I went for my increasingly favorite bike ride yesterday, a loop from home out to 65th via Frobase Road, and back via Norwood. I've gotten so I can do the route in 33 minutes, which is not bad considering that my bike isn't really a road bike.
I was enjoying the fresh air and scenery, and cresting the final hill on Frobase before it intersects 65th, when I saw an old guy driving a tractor from his house out to a field. Feeling friendly and pumped up from my ride, I gave him a hearty wave. He slowed down, leaned out of his seat, and yelled "why don't you stay home?"
Well, I was non-plussed, to say the least. This was a dash of cold water on my happy little trip. Still, I was back in the mood within a couple of minutes, and completed my ride home without incident.
On reflection, I can only guess that he has seen the land around him claimed by McMansions (the stretch of 65th between Tualatin and Wilsonville has several large houses with what I call 'tax farms' on them -- the owners growing a small crop to satisfy zoning regs while allowing them to have a house with a lot of land around it), probably seen his own property taxes escalate, and is bitter.

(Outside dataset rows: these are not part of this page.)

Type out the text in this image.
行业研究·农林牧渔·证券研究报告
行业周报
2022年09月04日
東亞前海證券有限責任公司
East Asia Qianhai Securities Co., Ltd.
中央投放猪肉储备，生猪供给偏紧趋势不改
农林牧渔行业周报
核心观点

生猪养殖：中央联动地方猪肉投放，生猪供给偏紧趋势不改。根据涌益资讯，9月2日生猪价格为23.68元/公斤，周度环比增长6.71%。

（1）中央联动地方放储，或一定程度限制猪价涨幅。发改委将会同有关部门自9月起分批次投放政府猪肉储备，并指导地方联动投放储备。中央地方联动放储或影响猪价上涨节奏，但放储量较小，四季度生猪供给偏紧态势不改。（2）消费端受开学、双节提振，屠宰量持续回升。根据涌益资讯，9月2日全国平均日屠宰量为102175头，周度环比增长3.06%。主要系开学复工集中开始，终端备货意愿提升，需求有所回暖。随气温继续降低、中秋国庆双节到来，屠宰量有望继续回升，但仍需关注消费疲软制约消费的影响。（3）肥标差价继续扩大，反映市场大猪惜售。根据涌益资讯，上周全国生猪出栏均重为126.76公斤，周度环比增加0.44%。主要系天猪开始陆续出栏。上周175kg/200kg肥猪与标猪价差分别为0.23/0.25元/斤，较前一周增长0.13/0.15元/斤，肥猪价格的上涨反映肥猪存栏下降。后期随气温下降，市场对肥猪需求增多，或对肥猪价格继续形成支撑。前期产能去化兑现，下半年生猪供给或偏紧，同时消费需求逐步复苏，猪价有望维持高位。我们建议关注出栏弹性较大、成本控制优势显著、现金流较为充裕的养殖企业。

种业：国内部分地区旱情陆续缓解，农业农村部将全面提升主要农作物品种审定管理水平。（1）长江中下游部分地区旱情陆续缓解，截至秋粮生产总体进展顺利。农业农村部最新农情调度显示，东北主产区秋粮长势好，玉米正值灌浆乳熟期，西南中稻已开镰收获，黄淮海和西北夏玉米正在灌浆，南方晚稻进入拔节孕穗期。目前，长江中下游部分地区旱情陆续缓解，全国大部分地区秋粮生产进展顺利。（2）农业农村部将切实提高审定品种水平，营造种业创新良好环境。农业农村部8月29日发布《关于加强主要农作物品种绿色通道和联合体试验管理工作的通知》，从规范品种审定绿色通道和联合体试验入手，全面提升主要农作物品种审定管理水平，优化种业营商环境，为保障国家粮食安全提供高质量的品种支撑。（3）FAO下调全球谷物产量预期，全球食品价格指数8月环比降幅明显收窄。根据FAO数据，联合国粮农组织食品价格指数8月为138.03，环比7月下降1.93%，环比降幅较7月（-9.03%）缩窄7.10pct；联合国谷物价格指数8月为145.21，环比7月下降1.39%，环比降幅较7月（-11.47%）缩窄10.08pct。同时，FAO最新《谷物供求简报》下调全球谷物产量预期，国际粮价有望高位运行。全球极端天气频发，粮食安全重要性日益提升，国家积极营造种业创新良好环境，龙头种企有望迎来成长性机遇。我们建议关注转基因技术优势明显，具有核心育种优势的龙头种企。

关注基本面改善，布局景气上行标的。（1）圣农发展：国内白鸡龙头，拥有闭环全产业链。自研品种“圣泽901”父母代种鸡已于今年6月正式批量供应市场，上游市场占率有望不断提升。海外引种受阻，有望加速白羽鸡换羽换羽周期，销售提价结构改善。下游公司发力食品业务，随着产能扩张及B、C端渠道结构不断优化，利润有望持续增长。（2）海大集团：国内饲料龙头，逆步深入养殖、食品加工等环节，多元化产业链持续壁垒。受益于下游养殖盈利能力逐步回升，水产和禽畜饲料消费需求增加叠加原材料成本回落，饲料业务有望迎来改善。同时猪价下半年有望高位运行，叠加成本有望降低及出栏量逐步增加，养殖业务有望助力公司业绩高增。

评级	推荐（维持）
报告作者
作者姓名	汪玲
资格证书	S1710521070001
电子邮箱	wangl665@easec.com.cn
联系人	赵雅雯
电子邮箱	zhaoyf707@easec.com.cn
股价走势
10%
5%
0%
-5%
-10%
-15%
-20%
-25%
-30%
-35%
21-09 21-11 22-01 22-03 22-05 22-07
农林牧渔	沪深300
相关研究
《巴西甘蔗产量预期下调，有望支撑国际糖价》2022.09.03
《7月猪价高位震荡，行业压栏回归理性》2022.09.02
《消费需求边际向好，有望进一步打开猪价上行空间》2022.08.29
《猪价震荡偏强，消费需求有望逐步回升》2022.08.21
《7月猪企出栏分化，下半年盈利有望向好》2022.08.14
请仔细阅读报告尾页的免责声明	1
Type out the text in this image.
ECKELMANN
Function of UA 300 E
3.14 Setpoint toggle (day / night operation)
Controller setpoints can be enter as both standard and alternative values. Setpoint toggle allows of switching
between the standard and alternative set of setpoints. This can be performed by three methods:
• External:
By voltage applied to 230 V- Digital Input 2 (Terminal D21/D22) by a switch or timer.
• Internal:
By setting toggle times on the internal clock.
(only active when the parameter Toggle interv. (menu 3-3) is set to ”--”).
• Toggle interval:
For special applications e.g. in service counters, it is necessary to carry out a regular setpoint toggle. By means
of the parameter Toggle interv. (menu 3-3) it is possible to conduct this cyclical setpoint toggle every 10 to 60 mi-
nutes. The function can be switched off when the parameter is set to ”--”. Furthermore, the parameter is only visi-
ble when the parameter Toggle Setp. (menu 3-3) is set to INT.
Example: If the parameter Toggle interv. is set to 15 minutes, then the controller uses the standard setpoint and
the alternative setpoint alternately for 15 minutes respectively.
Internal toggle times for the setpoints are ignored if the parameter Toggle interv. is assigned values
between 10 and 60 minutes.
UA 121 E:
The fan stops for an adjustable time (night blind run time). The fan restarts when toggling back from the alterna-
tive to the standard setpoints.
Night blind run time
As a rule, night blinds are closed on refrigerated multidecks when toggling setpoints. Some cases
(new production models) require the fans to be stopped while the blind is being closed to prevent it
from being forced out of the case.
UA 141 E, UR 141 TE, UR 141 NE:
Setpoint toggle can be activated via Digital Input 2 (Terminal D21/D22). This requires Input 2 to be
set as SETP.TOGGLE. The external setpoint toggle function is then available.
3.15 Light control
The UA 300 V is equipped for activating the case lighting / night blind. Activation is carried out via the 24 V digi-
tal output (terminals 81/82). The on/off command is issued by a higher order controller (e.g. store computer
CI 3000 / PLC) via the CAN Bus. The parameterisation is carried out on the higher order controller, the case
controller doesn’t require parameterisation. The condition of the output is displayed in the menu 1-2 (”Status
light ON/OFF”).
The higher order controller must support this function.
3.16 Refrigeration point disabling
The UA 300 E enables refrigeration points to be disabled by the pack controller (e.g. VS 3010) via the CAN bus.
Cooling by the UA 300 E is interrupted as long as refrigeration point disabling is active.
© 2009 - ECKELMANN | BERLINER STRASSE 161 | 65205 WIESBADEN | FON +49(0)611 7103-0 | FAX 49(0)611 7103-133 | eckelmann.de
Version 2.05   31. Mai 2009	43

It reminds me of a farmer with a dwindling plot of land in the middle of Lake Grove (offshoot of Lake Oswego). Jean and I would talk to him occasionally when we lived in the apartments there, and he was unabashedly bitter. He felt the encroaching city which was eating away at his farm was a (capital C) Communist plot, that the local government had been taken over by Reds, and generally ranted until we extricated ourselves.

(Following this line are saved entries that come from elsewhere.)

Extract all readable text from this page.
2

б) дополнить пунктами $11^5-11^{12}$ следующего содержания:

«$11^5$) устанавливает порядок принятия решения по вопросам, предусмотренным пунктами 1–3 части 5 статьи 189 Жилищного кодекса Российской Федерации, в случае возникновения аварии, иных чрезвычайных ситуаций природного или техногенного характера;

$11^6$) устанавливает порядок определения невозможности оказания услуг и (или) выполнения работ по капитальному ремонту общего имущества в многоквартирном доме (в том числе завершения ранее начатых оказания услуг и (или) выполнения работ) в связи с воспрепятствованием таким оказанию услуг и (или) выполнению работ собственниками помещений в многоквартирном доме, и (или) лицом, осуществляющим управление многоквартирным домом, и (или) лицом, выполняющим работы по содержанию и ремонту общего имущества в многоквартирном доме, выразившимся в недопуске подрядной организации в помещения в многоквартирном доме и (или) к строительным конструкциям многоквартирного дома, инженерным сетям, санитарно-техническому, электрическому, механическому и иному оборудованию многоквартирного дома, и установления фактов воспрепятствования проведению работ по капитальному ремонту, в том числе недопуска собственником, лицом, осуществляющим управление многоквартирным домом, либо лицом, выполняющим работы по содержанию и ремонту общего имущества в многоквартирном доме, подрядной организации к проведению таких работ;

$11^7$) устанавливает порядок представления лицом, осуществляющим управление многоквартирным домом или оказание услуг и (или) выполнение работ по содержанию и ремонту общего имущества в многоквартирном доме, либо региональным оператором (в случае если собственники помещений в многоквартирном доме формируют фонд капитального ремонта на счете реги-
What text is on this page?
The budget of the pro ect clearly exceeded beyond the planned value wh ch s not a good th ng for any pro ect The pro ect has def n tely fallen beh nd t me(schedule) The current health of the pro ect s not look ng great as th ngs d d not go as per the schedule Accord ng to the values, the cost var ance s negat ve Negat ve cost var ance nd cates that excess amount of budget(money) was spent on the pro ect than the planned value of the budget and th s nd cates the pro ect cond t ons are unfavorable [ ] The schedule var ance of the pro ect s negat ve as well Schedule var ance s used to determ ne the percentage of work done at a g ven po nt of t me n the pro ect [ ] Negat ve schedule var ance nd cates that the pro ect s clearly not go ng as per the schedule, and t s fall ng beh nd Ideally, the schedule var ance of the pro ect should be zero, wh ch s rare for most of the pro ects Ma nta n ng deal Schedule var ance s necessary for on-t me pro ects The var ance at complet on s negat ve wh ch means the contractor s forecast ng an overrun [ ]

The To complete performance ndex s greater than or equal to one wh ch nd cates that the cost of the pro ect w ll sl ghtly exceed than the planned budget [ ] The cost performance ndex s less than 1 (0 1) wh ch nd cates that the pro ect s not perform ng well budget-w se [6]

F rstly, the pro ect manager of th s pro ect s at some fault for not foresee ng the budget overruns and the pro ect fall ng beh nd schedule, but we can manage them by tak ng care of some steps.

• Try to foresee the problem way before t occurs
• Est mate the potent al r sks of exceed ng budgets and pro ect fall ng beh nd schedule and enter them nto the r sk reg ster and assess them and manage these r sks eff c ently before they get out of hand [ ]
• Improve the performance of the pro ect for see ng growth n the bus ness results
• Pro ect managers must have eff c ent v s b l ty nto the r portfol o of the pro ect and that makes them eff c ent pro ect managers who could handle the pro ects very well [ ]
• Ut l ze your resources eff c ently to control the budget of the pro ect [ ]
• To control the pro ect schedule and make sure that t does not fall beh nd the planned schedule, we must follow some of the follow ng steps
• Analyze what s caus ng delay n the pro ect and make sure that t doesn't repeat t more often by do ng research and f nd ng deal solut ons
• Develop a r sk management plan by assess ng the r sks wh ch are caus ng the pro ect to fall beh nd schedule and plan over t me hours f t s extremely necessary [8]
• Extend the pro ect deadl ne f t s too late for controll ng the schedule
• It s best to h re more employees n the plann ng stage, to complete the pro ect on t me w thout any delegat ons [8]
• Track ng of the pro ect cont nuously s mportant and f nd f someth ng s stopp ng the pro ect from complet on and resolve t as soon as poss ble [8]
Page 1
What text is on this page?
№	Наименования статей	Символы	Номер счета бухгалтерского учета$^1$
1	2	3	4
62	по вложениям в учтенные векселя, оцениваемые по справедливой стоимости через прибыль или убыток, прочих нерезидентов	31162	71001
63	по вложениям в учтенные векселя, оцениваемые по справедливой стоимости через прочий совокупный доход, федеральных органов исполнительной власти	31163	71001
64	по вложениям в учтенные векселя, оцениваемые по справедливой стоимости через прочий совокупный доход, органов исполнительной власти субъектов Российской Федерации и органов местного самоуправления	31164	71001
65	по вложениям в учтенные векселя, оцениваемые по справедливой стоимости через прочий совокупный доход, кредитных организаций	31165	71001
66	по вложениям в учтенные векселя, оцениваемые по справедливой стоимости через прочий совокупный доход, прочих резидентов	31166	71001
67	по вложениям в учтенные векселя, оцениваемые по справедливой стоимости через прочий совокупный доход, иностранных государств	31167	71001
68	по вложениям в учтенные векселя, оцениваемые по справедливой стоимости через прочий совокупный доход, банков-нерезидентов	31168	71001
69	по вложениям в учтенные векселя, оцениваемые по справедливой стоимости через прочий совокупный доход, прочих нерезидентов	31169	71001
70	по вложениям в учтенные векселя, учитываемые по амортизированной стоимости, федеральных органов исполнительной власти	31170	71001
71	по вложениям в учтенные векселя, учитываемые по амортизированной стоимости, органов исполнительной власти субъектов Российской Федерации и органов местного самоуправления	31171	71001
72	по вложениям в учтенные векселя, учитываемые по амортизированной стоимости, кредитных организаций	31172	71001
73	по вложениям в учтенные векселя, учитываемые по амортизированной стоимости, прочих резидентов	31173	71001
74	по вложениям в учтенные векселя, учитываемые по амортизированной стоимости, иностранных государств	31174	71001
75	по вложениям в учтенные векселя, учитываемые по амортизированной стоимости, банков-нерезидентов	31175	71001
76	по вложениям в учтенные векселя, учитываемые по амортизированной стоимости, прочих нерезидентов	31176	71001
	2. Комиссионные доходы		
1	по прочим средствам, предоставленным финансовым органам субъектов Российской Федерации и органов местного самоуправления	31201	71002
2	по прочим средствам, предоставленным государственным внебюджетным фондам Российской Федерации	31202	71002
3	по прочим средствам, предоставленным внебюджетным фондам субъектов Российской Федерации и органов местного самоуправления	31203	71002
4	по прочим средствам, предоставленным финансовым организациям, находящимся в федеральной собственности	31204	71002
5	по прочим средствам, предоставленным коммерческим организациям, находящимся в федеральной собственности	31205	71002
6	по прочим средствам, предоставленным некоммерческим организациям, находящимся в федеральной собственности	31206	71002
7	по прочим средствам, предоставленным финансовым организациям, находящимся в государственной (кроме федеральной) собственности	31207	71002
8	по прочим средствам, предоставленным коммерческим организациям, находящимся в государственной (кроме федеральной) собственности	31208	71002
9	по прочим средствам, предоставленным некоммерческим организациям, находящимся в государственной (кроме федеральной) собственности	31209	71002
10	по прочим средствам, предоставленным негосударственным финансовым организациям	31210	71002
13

I'm sympathetic, really. I don't like disruptive change in my own life, and these guys are the epitome of gradual change. Granted that the smart farmer is always evaluating new crop techniques, being a good steward of the land, and more than I have any insight into. But most of these small farm owners are members of farming families. I don't think too many folk today decide to buy a farm and start a business. So if you grew up on a farm, planned to do farming for a living, and got gobbled up by urban sprawl, well, bitter doesn't describe it by half.
My own profession is being encroached on by globalization. I hope firstly that I can continue to educate myself in a way that will keep my skills in demand as many software jobs shift overseas. I hope secondly that if I need to jump to some other job to meet the shifting demands of life, that I can do it without nursing a bitter regret.